3.2. Comparison of the clinical characteristics of patients according to the three categorized periods
Fig. 1 A shows the number of patients newly diagnosed with COVID-19 during the study period in Sapporo city. (Data provided by Sapporo city; https://www.city.sapporo.jp/hokenjo/f1kansen/2019n-covhassei.html). A total of 948 patients were diagnosed during our observation period (February 26 to August 9). The number of patients diagnosed in the two hospitals (Fig. 1B) was similar to that of the whole Sapporo city. Based on these two figures, visually and for convenience, we considered that the first wave lasted until March 31 (period 1), the second wave was from April 1 to May 20 (period 2), and the latter dates fell under the third period (period 3). Table 1 shows the characteristics in each period, and the median age, disease severity, and duration from onset to admission were significantly different between the three periods. The median age was high in period 3 (1st, 59-year-old; 2nd, 57-year-old; 3rd, 72-year-old), the proportion of moderate/severe cases increased in the latter period (1st, 30.5%; 2nd, 33.3%; 3rd, 41.9%), and the duration from onset to admission was short in period 3 (median: 1st, 8 days; 2nd, 8 days; 3rd, 6 days). Six patients were asymptomatic, with three in period 2 and the others in period 3. The proportion of age was higher in the latter period and 74% of subjects were over 60 years old in period 3 (Fig. 2 A). “Healthcare Providers” refers to the individuals who worked in the hospitals, including doctors, nurses, and clerical staff. “Patients/Facilities Users” refers to those who were infected in other hospitals or medical facilities. The rate of Healthcare Providers was higher 43 (27.0%) in period 2 compared to periods 1 and 3 (Fig. 2B). The rate of Patients/Facilities Users was higher in periods 2 and 3 compared to period 1. Lopinavir/ritonavir was often used during the early period. After favipiravir became available, it replaced the use of lopinavir/ritonavir. Since evidence regarding the efficacy of dexamethasone was established, its usage has increased.
Fig. 1.
(A) The transition of positive PCR tests reported by date in Sapporo city. (B) The transition of the number of the newly admitted patients in two hospitals.
Fig. 2.
(A) Age distribution in each period (B) Proportion of the jobs and situations in each period.

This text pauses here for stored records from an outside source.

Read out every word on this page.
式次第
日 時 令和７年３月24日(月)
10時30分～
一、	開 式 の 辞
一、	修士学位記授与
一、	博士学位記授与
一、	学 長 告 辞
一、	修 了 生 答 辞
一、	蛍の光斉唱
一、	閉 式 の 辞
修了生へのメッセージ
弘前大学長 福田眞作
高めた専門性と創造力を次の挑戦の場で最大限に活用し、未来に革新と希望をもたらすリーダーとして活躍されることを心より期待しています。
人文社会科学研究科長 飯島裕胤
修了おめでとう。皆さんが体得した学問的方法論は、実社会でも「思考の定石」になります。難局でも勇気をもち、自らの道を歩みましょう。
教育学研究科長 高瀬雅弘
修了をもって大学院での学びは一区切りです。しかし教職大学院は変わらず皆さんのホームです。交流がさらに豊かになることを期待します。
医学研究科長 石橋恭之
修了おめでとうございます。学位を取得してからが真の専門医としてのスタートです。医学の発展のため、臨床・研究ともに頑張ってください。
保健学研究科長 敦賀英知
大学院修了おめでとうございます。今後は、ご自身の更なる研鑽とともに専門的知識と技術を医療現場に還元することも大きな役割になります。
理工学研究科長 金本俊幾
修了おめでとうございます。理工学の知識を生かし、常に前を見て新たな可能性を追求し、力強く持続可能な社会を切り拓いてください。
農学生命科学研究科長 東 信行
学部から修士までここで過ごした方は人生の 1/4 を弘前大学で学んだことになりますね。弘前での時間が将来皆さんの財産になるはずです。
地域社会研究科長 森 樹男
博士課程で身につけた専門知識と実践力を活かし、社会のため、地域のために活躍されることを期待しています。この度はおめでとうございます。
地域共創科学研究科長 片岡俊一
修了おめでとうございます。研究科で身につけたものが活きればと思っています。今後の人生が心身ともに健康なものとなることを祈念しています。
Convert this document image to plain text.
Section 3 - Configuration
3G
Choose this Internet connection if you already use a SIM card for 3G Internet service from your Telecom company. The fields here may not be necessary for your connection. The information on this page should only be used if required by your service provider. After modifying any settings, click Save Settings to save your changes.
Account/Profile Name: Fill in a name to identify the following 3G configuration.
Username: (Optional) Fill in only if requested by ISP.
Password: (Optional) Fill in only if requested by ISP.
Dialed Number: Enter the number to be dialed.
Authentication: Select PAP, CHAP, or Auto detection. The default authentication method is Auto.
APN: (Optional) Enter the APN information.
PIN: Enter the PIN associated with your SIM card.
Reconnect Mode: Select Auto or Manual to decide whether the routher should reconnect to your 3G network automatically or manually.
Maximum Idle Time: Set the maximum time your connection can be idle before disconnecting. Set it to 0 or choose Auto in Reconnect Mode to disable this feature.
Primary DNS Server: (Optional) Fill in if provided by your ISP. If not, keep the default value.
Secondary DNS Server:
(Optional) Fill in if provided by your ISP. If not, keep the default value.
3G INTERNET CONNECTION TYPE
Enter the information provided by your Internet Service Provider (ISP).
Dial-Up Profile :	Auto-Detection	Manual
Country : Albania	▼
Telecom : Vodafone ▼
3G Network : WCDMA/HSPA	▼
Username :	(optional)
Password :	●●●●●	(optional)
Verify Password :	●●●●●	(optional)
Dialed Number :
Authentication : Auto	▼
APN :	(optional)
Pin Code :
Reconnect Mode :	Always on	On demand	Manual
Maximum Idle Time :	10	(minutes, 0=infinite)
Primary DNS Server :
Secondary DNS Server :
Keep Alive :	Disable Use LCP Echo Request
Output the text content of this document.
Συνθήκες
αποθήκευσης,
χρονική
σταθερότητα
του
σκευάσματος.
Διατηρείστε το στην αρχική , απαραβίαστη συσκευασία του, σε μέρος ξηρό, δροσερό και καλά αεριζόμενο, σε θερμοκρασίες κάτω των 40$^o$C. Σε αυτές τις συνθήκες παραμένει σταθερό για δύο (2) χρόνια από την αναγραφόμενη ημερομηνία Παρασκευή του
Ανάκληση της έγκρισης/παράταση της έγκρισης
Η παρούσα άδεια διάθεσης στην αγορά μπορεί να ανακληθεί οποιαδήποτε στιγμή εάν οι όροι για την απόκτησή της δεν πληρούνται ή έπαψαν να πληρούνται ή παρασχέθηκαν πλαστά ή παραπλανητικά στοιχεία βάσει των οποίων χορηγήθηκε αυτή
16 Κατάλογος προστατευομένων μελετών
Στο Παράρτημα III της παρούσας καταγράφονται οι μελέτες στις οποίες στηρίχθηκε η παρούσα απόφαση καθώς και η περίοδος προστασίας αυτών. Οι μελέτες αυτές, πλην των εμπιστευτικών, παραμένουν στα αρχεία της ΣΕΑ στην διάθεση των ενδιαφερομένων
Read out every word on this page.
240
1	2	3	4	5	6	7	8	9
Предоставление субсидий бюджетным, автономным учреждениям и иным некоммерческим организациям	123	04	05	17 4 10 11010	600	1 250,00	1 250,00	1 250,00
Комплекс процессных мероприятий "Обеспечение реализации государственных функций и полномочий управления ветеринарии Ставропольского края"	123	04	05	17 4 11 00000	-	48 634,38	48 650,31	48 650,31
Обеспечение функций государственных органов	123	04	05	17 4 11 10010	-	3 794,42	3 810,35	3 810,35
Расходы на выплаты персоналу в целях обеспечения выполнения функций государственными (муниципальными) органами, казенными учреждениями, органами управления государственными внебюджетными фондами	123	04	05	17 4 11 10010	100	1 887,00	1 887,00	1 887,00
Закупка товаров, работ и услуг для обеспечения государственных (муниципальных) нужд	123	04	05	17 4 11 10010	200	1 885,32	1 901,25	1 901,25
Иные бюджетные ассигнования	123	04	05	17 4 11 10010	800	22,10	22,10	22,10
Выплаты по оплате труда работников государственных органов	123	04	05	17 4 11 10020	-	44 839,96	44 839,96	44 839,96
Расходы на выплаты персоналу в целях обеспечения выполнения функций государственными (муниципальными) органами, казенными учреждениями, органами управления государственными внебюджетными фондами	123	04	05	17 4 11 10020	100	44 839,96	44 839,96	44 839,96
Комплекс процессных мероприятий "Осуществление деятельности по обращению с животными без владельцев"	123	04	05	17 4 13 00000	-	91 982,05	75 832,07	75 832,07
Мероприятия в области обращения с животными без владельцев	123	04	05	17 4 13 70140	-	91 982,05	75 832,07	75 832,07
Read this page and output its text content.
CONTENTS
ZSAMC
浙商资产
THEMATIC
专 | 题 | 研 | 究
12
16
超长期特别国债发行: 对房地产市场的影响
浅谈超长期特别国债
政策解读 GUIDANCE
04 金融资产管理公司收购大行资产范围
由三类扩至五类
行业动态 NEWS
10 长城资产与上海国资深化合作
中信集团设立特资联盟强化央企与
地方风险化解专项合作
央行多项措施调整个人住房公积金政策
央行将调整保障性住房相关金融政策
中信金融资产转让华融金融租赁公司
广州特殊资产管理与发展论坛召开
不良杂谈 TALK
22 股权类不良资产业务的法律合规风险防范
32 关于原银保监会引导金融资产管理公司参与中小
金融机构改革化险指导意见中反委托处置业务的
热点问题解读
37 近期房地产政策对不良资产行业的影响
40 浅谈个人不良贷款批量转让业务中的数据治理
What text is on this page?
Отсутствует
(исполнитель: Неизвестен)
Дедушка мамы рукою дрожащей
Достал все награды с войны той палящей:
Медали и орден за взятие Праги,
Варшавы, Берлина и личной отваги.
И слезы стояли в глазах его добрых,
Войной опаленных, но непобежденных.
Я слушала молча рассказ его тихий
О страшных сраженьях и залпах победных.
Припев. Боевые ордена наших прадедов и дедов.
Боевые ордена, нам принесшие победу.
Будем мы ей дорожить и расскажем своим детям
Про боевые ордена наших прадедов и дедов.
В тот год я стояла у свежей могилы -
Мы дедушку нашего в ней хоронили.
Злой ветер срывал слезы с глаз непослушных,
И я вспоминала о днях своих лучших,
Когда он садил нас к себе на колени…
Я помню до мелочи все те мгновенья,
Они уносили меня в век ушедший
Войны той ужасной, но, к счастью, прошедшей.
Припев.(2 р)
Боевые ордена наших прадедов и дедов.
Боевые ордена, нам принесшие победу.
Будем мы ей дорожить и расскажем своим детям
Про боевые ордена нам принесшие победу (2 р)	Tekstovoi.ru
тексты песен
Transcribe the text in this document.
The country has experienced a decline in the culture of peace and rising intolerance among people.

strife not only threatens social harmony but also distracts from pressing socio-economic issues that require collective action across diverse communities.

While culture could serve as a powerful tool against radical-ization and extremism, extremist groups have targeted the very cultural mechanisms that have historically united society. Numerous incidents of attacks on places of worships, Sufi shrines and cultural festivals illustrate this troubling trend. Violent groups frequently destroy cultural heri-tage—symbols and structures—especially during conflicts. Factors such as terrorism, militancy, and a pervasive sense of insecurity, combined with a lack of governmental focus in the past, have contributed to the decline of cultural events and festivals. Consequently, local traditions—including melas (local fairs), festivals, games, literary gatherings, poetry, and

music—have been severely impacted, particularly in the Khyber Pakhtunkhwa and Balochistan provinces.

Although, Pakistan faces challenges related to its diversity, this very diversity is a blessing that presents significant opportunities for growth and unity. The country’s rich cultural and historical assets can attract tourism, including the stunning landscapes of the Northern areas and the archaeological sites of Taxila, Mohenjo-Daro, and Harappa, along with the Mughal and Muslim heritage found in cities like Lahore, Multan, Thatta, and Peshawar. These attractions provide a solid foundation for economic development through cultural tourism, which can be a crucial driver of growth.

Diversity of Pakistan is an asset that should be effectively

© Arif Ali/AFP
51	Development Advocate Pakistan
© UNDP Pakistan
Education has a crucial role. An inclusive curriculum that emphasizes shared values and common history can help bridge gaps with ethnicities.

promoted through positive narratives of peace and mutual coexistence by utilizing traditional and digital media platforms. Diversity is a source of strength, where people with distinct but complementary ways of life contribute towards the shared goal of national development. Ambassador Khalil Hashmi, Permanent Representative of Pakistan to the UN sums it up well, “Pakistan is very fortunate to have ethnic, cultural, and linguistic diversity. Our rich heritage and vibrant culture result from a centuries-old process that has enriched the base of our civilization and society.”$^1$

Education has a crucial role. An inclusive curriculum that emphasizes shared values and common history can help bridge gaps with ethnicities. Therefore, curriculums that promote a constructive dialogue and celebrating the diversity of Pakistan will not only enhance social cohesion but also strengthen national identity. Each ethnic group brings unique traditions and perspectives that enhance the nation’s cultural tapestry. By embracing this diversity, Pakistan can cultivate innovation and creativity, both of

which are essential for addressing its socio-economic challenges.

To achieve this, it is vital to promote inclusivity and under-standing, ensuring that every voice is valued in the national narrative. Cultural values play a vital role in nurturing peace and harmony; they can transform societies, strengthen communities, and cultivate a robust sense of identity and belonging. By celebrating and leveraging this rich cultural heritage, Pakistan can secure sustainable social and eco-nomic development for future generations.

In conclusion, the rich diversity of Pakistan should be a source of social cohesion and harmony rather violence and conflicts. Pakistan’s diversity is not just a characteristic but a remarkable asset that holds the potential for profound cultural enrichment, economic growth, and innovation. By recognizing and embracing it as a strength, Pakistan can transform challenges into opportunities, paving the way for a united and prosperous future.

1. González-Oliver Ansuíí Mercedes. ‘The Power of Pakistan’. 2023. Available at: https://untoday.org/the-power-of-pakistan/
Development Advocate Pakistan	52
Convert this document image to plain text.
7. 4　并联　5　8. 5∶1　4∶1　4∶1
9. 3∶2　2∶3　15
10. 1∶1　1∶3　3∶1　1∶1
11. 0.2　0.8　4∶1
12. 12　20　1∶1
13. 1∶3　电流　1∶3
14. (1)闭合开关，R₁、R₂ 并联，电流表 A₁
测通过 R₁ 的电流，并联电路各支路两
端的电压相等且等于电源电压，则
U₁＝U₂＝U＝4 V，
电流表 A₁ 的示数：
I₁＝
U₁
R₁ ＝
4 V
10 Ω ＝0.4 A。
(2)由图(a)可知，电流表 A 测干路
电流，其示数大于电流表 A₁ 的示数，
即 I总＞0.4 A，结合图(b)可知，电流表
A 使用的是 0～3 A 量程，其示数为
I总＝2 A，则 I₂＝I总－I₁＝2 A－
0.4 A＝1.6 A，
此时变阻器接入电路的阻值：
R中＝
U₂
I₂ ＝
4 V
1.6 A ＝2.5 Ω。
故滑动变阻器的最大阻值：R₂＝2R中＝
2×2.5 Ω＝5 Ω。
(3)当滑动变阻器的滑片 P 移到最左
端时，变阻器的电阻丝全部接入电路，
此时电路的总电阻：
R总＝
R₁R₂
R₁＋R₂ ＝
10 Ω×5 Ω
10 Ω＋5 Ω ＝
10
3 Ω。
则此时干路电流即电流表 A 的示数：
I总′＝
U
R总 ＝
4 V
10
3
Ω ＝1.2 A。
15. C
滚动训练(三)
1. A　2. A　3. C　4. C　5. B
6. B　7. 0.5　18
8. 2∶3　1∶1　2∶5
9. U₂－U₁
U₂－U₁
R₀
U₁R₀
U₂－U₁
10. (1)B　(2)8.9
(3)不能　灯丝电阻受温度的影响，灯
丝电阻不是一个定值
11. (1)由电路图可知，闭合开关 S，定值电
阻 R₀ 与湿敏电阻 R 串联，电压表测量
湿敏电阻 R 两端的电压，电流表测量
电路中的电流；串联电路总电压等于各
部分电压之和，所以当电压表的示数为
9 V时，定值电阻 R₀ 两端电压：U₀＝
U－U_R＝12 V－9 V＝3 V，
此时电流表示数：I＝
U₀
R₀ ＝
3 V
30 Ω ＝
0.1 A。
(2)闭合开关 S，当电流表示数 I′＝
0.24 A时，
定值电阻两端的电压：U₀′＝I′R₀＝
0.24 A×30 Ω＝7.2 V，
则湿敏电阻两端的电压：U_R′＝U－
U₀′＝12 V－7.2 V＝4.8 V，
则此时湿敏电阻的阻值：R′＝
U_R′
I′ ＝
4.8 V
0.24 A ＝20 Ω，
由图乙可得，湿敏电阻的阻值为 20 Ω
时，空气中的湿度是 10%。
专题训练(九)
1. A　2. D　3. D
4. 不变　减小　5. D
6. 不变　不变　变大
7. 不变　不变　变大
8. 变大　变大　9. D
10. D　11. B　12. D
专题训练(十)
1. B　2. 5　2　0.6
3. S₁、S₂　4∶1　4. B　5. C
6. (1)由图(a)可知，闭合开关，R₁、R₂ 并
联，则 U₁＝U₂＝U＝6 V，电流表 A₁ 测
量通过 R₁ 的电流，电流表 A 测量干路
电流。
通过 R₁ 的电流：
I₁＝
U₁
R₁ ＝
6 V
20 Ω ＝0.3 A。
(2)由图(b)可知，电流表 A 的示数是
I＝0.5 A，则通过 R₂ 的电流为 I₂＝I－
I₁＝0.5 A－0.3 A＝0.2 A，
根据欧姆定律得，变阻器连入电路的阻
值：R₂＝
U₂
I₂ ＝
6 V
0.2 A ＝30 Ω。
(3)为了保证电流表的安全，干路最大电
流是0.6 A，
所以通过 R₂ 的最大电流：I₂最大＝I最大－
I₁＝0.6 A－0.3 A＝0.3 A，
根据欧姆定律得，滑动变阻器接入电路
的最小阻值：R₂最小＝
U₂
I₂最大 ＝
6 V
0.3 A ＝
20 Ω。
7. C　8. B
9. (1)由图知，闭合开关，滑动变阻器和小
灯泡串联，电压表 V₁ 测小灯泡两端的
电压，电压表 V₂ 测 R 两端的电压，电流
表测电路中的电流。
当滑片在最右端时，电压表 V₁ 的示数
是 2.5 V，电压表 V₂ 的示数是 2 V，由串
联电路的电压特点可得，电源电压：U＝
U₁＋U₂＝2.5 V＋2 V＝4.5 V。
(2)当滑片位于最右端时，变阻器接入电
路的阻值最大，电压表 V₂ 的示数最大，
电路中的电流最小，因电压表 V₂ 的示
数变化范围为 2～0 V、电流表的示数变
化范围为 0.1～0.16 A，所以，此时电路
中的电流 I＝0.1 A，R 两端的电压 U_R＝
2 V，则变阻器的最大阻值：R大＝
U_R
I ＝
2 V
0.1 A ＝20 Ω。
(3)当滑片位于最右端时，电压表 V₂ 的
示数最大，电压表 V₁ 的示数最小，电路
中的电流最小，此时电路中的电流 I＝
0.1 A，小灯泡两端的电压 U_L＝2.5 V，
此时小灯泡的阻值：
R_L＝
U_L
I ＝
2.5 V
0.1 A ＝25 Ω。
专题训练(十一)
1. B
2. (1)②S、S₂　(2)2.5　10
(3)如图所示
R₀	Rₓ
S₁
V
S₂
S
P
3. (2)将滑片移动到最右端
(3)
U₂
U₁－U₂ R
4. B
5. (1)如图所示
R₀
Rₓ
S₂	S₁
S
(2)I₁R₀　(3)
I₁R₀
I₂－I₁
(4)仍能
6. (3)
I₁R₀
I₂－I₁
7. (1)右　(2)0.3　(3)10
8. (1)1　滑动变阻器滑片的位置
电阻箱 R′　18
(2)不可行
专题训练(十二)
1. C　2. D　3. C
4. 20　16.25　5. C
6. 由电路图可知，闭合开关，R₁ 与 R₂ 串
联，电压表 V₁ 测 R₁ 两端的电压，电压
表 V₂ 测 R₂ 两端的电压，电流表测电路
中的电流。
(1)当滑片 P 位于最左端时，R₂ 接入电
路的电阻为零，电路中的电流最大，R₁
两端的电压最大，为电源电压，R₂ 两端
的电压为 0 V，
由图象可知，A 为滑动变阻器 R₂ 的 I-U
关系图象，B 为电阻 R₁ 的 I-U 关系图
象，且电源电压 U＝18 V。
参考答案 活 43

3.3. Comparison of the clinical characteristics of patients according to their jobs and situations
Table 2 shows the clinical characteristics of the patients by their jobs and situations (Health Providers, Patient/Medical Care Facility Users/Others). Most of the Healthcare Providers had a mild severity (84.1%), younger ages (median 48 years old), and were predominantly female (65.9%). The median age of Patients/Facilities Users was high (79 years old), and more than half of the subjects (64.8%) did not return back to their homes, but were transferred to other hospitals. The duration of the admission period in Patients/Facilities Users was longer (median 23 days) compared to that of the other two groups.
Table 2.
Characteristics of patients stratified by jobs and situations.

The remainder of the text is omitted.